Pact’Matière est unique et pionnier dans sa construction. Travailler sur les flux de matières entre deux pays avec des législations différentes implique, en effet, une gouvernance particulière pour son déploiement. C’est d’ailleurs pour ces raisons que dans la construction de chaque fiche une attention particulière a été portée dans l’identification des partenaires à impliquer. Chaque action ne bénéficiera donc pas de la même forme de gouvernance selon la complexité ou la logique d’exécution.

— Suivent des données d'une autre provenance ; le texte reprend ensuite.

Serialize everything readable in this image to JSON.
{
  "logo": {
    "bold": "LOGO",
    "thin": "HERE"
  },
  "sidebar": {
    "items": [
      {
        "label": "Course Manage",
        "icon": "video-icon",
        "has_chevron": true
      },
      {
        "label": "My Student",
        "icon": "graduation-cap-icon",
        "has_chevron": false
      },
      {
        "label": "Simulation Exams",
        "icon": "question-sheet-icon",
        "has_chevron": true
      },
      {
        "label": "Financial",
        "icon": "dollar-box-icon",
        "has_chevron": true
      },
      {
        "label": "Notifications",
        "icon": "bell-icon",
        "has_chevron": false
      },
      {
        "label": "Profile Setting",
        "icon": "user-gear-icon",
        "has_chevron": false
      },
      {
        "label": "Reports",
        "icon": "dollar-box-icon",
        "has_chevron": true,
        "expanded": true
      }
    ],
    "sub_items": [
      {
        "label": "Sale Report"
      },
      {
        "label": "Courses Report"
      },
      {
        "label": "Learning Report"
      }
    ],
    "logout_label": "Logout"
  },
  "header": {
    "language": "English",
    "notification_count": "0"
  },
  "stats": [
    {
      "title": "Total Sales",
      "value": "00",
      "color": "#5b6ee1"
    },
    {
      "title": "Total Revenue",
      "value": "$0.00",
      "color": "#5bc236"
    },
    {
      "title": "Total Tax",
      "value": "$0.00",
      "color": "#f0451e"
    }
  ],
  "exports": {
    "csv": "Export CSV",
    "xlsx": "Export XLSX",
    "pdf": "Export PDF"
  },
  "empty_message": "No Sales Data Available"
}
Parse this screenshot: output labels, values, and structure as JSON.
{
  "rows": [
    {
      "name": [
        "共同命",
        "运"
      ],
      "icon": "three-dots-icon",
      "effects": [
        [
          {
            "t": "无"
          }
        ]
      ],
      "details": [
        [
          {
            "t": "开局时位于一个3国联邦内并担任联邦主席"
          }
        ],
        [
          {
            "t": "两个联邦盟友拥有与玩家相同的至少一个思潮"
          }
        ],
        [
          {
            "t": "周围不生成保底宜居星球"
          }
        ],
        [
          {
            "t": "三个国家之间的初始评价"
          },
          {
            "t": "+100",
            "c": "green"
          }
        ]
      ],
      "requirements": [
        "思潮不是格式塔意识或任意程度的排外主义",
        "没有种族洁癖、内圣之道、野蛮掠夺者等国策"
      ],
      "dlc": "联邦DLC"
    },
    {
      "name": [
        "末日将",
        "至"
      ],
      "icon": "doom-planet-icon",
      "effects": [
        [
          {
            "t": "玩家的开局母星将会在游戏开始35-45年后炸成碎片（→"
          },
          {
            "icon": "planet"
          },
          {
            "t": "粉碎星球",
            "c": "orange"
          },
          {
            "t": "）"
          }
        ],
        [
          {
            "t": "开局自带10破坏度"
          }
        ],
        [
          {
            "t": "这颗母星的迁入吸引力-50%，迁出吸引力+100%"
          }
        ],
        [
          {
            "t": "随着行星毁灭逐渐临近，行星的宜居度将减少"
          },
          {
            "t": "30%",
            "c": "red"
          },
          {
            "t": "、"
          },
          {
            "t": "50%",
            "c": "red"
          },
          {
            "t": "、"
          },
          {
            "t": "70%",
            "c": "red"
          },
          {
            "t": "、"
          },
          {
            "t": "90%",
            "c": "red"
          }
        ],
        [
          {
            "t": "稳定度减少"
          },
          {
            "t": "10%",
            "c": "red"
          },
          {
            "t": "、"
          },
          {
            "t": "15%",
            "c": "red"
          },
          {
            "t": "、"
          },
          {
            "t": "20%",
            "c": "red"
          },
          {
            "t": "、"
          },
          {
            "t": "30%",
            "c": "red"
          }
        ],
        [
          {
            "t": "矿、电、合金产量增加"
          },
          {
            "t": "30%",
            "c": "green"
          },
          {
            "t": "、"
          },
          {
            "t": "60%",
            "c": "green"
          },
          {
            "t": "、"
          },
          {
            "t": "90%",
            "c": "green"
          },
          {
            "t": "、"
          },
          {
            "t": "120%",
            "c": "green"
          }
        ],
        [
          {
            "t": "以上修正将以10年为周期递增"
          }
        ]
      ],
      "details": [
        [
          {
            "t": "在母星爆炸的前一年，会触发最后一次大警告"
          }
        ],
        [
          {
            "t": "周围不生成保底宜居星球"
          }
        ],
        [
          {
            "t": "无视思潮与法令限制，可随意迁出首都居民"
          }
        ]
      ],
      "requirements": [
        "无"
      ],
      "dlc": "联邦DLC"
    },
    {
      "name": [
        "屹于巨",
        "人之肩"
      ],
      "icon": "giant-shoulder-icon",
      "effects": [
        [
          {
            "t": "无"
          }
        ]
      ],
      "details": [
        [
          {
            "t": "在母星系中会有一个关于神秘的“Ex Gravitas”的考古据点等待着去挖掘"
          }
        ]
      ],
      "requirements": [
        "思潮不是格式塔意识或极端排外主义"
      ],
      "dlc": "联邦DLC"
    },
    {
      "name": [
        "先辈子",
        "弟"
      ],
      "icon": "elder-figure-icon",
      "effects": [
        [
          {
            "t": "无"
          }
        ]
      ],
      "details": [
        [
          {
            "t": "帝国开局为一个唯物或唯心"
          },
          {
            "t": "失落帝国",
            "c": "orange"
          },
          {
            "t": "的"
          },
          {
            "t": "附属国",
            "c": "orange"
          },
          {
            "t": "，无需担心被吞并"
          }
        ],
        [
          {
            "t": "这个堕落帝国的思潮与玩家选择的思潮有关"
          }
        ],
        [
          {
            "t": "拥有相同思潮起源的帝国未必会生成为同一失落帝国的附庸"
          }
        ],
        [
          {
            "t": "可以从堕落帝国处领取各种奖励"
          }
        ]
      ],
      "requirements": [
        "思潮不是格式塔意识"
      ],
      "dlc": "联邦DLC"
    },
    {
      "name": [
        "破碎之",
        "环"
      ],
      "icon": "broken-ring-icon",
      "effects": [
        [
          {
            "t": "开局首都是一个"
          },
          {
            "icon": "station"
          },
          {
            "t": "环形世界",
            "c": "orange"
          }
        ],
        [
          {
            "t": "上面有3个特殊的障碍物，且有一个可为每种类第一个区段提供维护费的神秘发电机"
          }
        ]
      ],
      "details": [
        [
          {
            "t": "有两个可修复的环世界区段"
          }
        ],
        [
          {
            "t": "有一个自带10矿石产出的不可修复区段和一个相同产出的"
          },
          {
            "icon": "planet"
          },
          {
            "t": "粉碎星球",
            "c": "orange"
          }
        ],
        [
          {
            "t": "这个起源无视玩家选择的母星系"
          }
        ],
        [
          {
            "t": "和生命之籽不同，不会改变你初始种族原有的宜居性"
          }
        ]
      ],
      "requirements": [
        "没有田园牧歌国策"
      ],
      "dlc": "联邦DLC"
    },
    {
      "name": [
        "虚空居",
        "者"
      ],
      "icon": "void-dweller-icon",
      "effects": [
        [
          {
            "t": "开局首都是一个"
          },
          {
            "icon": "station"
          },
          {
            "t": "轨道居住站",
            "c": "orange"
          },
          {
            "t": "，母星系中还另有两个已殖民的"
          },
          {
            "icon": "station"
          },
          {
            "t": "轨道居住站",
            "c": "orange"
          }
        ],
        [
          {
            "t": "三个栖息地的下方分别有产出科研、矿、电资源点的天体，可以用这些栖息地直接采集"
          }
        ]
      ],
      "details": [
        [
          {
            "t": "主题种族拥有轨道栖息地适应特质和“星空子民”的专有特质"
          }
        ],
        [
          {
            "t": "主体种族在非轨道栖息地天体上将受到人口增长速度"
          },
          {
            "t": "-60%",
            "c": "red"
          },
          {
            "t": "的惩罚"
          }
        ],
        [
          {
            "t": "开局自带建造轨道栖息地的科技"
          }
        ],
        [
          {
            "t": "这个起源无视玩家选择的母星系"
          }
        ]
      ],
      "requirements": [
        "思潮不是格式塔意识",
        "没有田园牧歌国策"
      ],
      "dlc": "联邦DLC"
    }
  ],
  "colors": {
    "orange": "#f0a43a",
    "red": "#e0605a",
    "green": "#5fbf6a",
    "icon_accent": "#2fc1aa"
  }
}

Néanmoins, pour revenir sur votre question précédente, le suivi de la gouvernance constitue l’une des priorités pour assurer le succès de ce plan d’actions.

Comment Pact’Matière s’inscrit dans les orientations du Département de l’Économie et de l’Emploi ?

Les questions énergétiques et environnementale sont une préoccupation constante de mon département et en particulier d’un de mes offices, celui de l’économie et de l’innovation (OCEI). Je veux notamment mentionner ici une de leurs actions qui date d’il y a quelques mois : la mise en ligne d’un index sur leur site listant toutes les prestations cantonales et communales en matière de durabilité pour une entreprise ; cet index permet justement d’identifier les différentes prestations cantonales qui traitent entre autres de l’économie circulaire ou de l’écologie industrielle.

L’économie circulaire est pour moi, une autre façon de penser son modèle d’affaires, par exemple en choisissant de mutualiser ses outils de production, en faisant des investissements ensemble, avec son voisin industriel par exemple, pour réduire les coûts et utiliser moins de ressources. Mutualiser ses outils de production, c’est justement ce que nous cherchons à promouvoir dans le cadre de mon action autour de l’innovation, notamment pour le secteur des sciences de la vie au Campus Biotech.